Juliet Lapidos offers a handy rundown of "the good parts" in Andrew Morton's new unauthorized biography of Tom Cruise. From the sound of it, the book's focus is on the same two damn subjects that Cruise-related gossip has always centered on: his sexual orientation and his devotion to Scientology. To the thumping disappointment of millions, Morton seems to have found nothing but evidence that Cruise is heterosexual. He even offers testimony that the guy is homophobic, which if true is...well, pretty damn funny, really, since he has to listen to the same rumors as the rest of us. Based on the anecdotes that Morton offers about Cruise's romantic life, you may wonder if people started getting the idea that he must be putting on some kind of an act because, rather than acting on instinct, he works from notes that he made on the courtship process based on his close textual reading of Archie comics. The Tomcat likes to make out in cars and subjects his favored ladies with unholy barrages of long-stemmed roses and love notes, until they have only two options: give in or, like Sofia Vergara, freak out at all the over-attention and slip away through the fire exit while Top Gun is on the phone to the florist again.

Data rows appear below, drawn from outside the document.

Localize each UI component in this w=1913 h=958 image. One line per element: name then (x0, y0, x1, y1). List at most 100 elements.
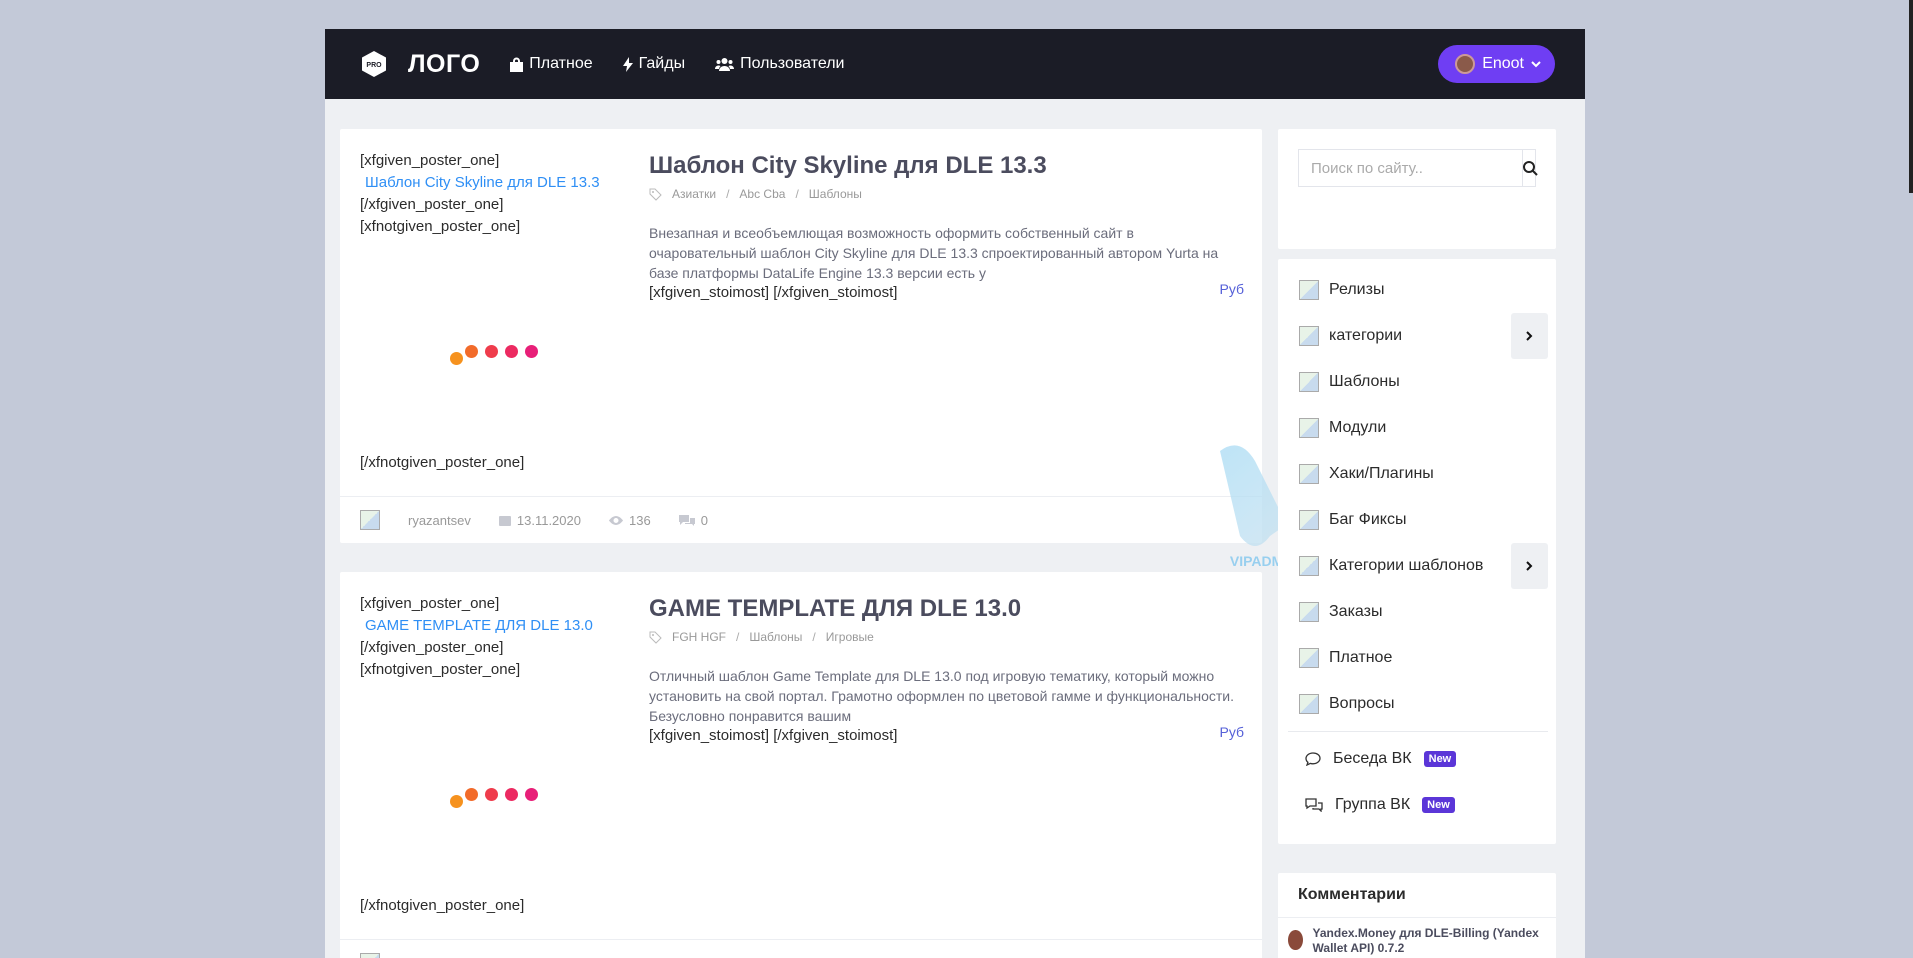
calendar-icon (498, 516, 511, 526)
page: PRO ЛОГО Платное Гайды Пользователи Enoo… (325, 29, 1585, 958)
menu-icon (1299, 464, 1319, 484)
post-author[interactable]: ryazantsev (408, 513, 471, 528)
price-template: [xfgiven_stoimost] [/xfgiven_stoimost] (649, 284, 898, 301)
comments-card: Комментарии Yandex.Money для DLE-Billing… (1278, 873, 1556, 958)
category-link[interactable]: Азиатки (672, 187, 716, 201)
new-badge: New (1422, 797, 1455, 813)
user-menu-button[interactable]: Enoot (1438, 45, 1555, 83)
comment-item[interactable]: Yandex.Money для DLE-Billing (Yandex Wal… (1278, 917, 1556, 958)
menu-item-orders[interactable]: Заказы (1278, 589, 1556, 635)
user-name: Enoot (1482, 55, 1524, 72)
category-link[interactable]: Шаблоны (809, 187, 862, 201)
poster-block: [xfgiven_poster_one] Шаблон City Skyline… (360, 150, 640, 471)
avatar (1455, 54, 1476, 74)
comments-count: 0 (700, 512, 708, 528)
menu-item-categories[interactable]: категории (1278, 313, 1556, 359)
menu-icon (1299, 510, 1319, 530)
post-title[interactable]: GAME TEMPLATE ДЛЯ DLE 13.0 (649, 593, 1244, 625)
chat-icon (1305, 752, 1321, 766)
category-menu: Релизы категории Шаблоны Модули Хаки/Пла… (1278, 259, 1556, 844)
menu-label: Вопросы (1329, 695, 1395, 712)
link-label: Группа ВК (1335, 796, 1411, 813)
scrollbar[interactable] (1909, 0, 1913, 193)
chats-icon (1305, 798, 1323, 812)
vk-group-link[interactable]: Группа ВК New (1278, 782, 1556, 828)
eye-icon (608, 515, 623, 525)
template-tag: [/xfgiven_poster_one] (360, 639, 504, 656)
chevron-down-icon (1531, 60, 1541, 67)
post-footer: ryazantsev 13.11.2020 136 0 (340, 496, 1262, 543)
post-comments[interactable]: 0 (678, 512, 708, 528)
category-link[interactable]: Шаблоны (749, 630, 802, 644)
menu-icon (1299, 602, 1319, 622)
comments-icon (678, 515, 695, 526)
comment-text[interactable]: Yandex.Money для DLE-Billing (Yandex Wal… (1313, 926, 1546, 956)
menu-label: Баг Фиксы (1329, 511, 1407, 528)
template-tag: [/xfgiven_poster_one] (360, 196, 504, 213)
chevron-right-icon (1526, 561, 1533, 571)
date-text: 13.11.2020 (516, 512, 581, 528)
post-description: Отличный шаблон Game Template для DLE 13… (649, 668, 1235, 724)
loading-dots (450, 345, 550, 365)
nav-item-paid[interactable]: Платное (510, 55, 593, 73)
views-count: 136 (628, 512, 651, 528)
chevron-right-icon (1526, 331, 1533, 341)
search-input[interactable] (1299, 150, 1522, 186)
top-header: PRO ЛОГО Платное Гайды Пользователи Enoo… (325, 29, 1585, 99)
menu-icon (1299, 372, 1319, 392)
link-label: Беседа ВК (1333, 750, 1412, 767)
logo-text[interactable]: ЛОГО (408, 50, 480, 79)
new-badge: New (1423, 751, 1457, 767)
expand-button[interactable] (1511, 543, 1548, 589)
author-avatar[interactable] (360, 953, 380, 958)
post-date: 13.11.2020 (498, 512, 581, 528)
avatar (1288, 930, 1303, 950)
menu-item-hacks[interactable]: Хаки/Плагины (1278, 451, 1556, 497)
price-template: [xfgiven_stoimost] [/xfgiven_stoimost] (649, 727, 898, 744)
menu-item-template-categories[interactable]: Категории шаблонов (1278, 543, 1556, 589)
menu-item-modules[interactable]: Модули (1278, 405, 1556, 451)
author-avatar[interactable] (360, 510, 380, 530)
category-link[interactable]: Abc Cba (739, 187, 785, 201)
menu-icon (1299, 556, 1319, 576)
logo-icon[interactable]: PRO (360, 50, 388, 78)
menu-icon (1299, 280, 1319, 300)
nav-item-users[interactable]: Пользователи (715, 55, 845, 73)
menu-item-questions[interactable]: Вопросы (1278, 681, 1556, 727)
menu-label: Хаки/Плагины (1329, 465, 1434, 482)
template-tag: [xfgiven_poster_one] (360, 152, 500, 169)
menu-item-releases[interactable]: Релизы (1278, 267, 1556, 313)
poster-image-link[interactable]: Шаблон City Skyline для DLE 13.3 (360, 172, 640, 194)
poster-block: [xfgiven_poster_one] GAME TEMPLATE ДЛЯ D… (360, 593, 640, 914)
nav-label: Пользователи (740, 55, 845, 72)
main-nav: Платное Гайды Пользователи (510, 55, 845, 73)
search-card (1278, 129, 1556, 249)
divider (1288, 731, 1548, 732)
menu-item-paid[interactable]: Платное (1278, 635, 1556, 681)
category-link[interactable]: Игровые (826, 630, 874, 644)
post-categories: FGH HGF / Шаблоны / Игровые (649, 630, 1244, 644)
menu-label: категории (1329, 327, 1403, 344)
template-tag: [xfnotgiven_poster_one] (360, 661, 521, 678)
post-card: [xfgiven_poster_one] Шаблон City Skyline… (340, 129, 1262, 543)
price-currency: Руб (1219, 724, 1244, 740)
search-button[interactable] (1522, 150, 1538, 186)
category-link[interactable]: FGH HGF (672, 630, 726, 644)
menu-icon (1299, 326, 1319, 346)
poster-image-link[interactable]: GAME TEMPLATE ДЛЯ DLE 13.0 (360, 615, 640, 637)
expand-button[interactable] (1511, 313, 1548, 359)
vk-chat-link[interactable]: Беседа ВК New (1278, 736, 1556, 782)
template-tag: [xfnotgiven_poster_one] (360, 218, 521, 235)
users-icon (715, 58, 735, 71)
menu-item-bugfixes[interactable]: Баг Фиксы (1278, 497, 1556, 543)
tag-icon (649, 188, 662, 201)
menu-icon (1299, 694, 1319, 714)
nav-item-guides[interactable]: Гайды (622, 55, 685, 73)
logo-badge: PRO (366, 62, 382, 69)
search-box (1298, 149, 1538, 187)
post-title[interactable]: Шаблон City Skyline для DLE 13.3 (649, 150, 1244, 182)
post-footer (340, 939, 1262, 958)
menu-item-templates[interactable]: Шаблоны (1278, 359, 1556, 405)
bolt-icon (622, 56, 633, 72)
post-views: 136 (608, 512, 651, 528)
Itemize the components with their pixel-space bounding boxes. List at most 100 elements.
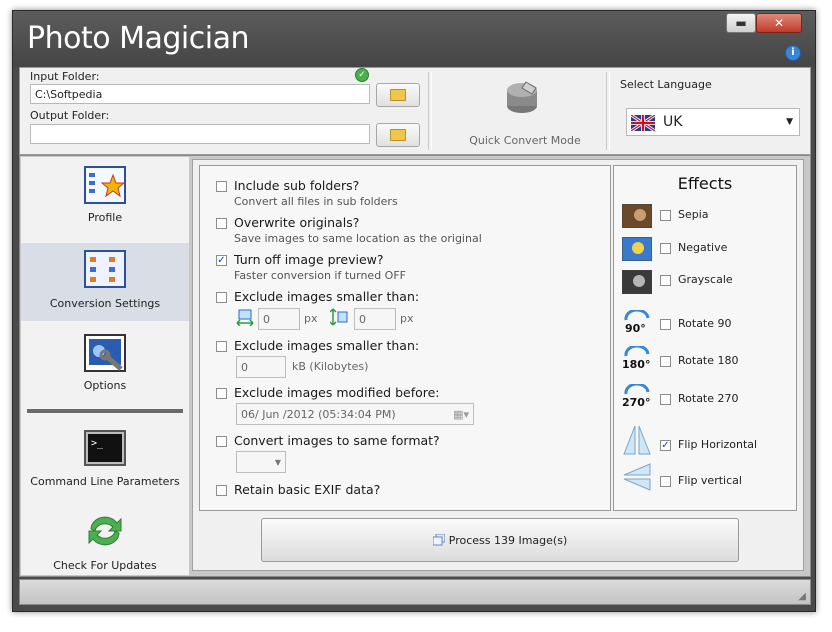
include-subfolders-checkbox[interactable] [216,181,227,192]
resize-grip-icon[interactable]: ◢ [798,591,806,602]
language-select[interactable]: UK ▼ [626,108,800,136]
content-area: Include sub folders? Convert all files i… [192,159,804,571]
effect-label: Rotate 270 [678,392,739,405]
svg-text:270°: 270° [622,396,650,408]
grayscale-thumb [622,270,652,294]
convert-format-checkbox[interactable] [216,436,227,447]
sidebar-item-command-line[interactable]: >_ Command Line Parameters [21,423,189,501]
exclude-date-checkbox[interactable] [216,388,227,399]
browse-input-button[interactable] [376,83,420,107]
divider [606,72,610,150]
main-panel: Profile Conversion Settings Options >_ C… [19,155,811,577]
info-icon[interactable]: i [785,45,801,61]
width-icon [236,309,254,326]
input-folder-field[interactable]: C:\Softpedia [30,84,370,104]
title-bar: Photo Magician ▬ ✕ i [13,11,815,67]
rotate-180-checkbox[interactable] [660,356,671,367]
exclude-dimensions-checkbox[interactable] [216,292,227,303]
effect-label: Flip vertical [678,474,742,487]
effect-label: Flip Horizontal [678,438,758,451]
sidebar-item-profile[interactable]: Profile [21,159,189,237]
option-title: Retain basic EXIF data? [234,482,381,497]
flip-vertical-icon [623,463,651,491]
flip-horizontal-icon [623,425,651,455]
close-button[interactable]: ✕ [756,13,802,33]
rotate-90-checkbox[interactable] [660,319,671,330]
negative-thumb [622,237,652,261]
option-title: Include sub folders? [234,178,360,193]
profile-icon [84,166,126,204]
sidebar-item-label: Command Line Parameters [30,475,180,488]
language-label: Select Language [620,78,712,91]
sidebar-item-options[interactable]: Options [21,327,189,405]
effects-panel: Effects Sepia Negative Grayscale 90° Rot… [613,165,797,511]
options-panel: Include sub folders? Convert all files i… [199,165,611,511]
folder-panel: Input Folder: ✓ C:\Softpedia Output Fold… [19,67,811,155]
effect-label: Grayscale [678,273,733,286]
refresh-icon [88,516,122,546]
option-title: Exclude images modified before: [234,385,440,400]
status-bar: ◢ [19,579,811,605]
options-icon [84,334,126,372]
app-title: Photo Magician [27,21,249,56]
folder-icon [390,129,406,141]
effect-label: Negative [678,241,728,254]
conversion-settings-icon [84,250,126,288]
quick-convert-icon[interactable] [502,80,542,116]
calendar-icon[interactable]: ▦▾ [453,404,469,426]
sidebar-item-conversion-settings[interactable]: Conversion Settings [21,243,189,321]
height-icon [330,308,348,326]
browse-output-button[interactable] [376,123,420,147]
output-folder-label: Output Folder: [30,109,110,122]
effect-label: Rotate 90 [678,317,732,330]
sidebar-divider [27,409,183,413]
option-description: Faster conversion if turned OFF [234,269,406,282]
sidebar-item-label: Options [83,379,127,392]
sidebar-item-label: Profile [87,211,123,224]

Eventually, in the course of this grand narrative, Cruise converts to Scientology and is finally inducted into the deepest secrets of the universe, which are reserved for the eyes and ears of those who have proven themselves worthy of receiving the ultmate gospel of L. Ron Hubbard. According to Morton, church father David Miscavige may have misjudged Cruise's readiness to, as Jack Nicholson once put it, handle the truth: "Tom found the knowledge he had just received disturbing and alarming, as he struggled to reconcile the creationist myth with the more practical teachings contained in the lower levels of Scientology. … It was recalled that around this time relations became 'ugly' between David Miscavige and the Hollywood actor, Tom complaining that he had studied all these years and the whole faith was about space aliens." (All this may lend an intriguing new subtext to The War of the Worlds.) Earlier, under Miscavige's orders, a "team of twenty Sea Org disciples was set to work digging, hoeing, and planting wheat grass and wildflower seed near the Cruises' bungalow. Former Scientologist Maureen Bolstad recalled working until early in the morning in the mud and pouring rain," all so that Cruise and Nicole Kidman could realize their shared "fantasy of running through a meadow of wildflowers together." This was the point where my own faith in Cruise's heterosexuality began to flag, since I find it hard to believe that any straight man would have a fantasy like that. But then I realized that I was being small-minded; I can't really picture any gay men, or hardly any women, having that fantasy either. It could be that Morton missed his real scoop, which, if this story is true, would seem to be that Tom Cruise and Nicole Kidman are actually a couple of eight-year-old girls.
For more Scientology weirdness, check out Dana Goodyear's recent New Yorker article about the church's "Celebrity Centre", a seven-story, turreted castle, originally built as a "a long-term residential hotel for movie stars", where celebrity church members are encouraged to check in for weeks at a time and concentrate on their study of church teachings. It doesn't have much about Tom Cruise in it, but it does have a terrifying description of the annual Christmas variety show, where this year someone took note of cast member Jenna Elfman's last name and took it to the terribly logical extreme.